The original lender got the default judgment vacated and proceeded to foreclose. OCI filed this lawsuit. OCI claimed that it qualified as a bona fide purchaser for value, relying on the recorded default judgment showing that the deed of trust had been wiped out. The court of appeals did not agree.
The default judgment was later adjudicated as void. The question presented is whether OCI, a purported bona fide purchaser for value, took title to the property subject to appellants’ lien.
OCI claims that it relied on the default judgment showing that the First deed of trust (“DOT”) had been vacated and that title to the property passed to it free of the First DOT. Appellants, on the other hand, contend that the void default judgment is a nullity for all purposes and, as a matter of law, the title did not pass to OCI free of the First DOT.
The court pointed out that the law is clear on void judgments. A judgment absolutely void may be attacked anywhere, directly or collaterally whenever it presents itself, either by parties or strangers. It is simply a nullity and can be neither a basis nor evidence of any right whatever.

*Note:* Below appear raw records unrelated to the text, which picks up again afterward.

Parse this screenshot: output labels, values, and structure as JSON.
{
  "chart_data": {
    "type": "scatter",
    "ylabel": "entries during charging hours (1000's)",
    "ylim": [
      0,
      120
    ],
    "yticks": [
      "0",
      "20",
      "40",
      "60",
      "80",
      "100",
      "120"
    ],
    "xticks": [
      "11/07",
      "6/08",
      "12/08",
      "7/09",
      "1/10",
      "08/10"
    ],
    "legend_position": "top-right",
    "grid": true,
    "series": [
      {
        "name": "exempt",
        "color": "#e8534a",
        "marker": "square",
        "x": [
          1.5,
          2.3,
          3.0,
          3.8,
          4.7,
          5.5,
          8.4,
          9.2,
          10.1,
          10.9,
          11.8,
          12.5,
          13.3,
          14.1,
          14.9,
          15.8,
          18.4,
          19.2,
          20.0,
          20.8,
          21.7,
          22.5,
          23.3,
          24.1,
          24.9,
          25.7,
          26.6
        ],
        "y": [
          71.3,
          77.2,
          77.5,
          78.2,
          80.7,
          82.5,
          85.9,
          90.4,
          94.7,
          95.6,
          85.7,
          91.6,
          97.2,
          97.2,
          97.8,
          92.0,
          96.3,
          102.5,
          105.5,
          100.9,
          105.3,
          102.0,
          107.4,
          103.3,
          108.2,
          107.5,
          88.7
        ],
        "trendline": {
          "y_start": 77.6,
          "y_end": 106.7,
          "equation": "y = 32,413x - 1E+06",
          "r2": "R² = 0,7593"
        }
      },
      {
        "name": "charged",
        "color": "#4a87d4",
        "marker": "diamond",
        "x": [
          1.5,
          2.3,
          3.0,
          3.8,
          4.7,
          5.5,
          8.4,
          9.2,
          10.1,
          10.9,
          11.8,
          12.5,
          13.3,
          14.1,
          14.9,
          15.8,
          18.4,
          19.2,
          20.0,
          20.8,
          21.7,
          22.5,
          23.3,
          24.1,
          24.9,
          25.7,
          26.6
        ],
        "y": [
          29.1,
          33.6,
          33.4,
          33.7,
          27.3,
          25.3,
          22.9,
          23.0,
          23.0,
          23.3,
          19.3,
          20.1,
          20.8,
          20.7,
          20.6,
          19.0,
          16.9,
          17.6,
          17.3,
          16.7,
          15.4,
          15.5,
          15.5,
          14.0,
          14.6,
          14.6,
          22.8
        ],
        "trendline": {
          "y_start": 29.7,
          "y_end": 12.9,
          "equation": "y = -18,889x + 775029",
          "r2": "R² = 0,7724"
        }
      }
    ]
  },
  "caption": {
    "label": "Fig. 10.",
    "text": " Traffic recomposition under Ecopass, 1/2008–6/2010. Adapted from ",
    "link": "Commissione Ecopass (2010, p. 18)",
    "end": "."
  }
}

A void judgment [or order] is, in legal effect, no judgment. By it no rights are divested. From it no rights can be obtained. Being worthless in itself, all proceedings founded upon it are equally worthless. It neither binds nor bars anyone.
It is equally clear that a bona fide purchaser for value who acquires his interest in real property without notice of another’s asserted rights in the property takes the property free of such unknown rights. The elements of a bona fide purchase are payment of value, in good faith, and without actual or constructive notice of another’s rights. A person generally has ‘notice’ of a particular fact if that person has knowledge of circumstances which, upon reasonable inquiry, would lead to that particular fact.
The court concluded that OCI was wrong, the void judgment in the chain of title had the effect of nullifying subsequent transfers, including a transfer to a purported bona fide purchaser. This finding conforms to the Restatement (First of Judgments) which states:
“Where there has been a void judgment which purported to transfer a property interest, a person who purchases the property is not protected and the person against whom the judgment was rendered is entitled to equitable relief against him.” (Rest.1st Judgments, § 115, com. j, p. 561.)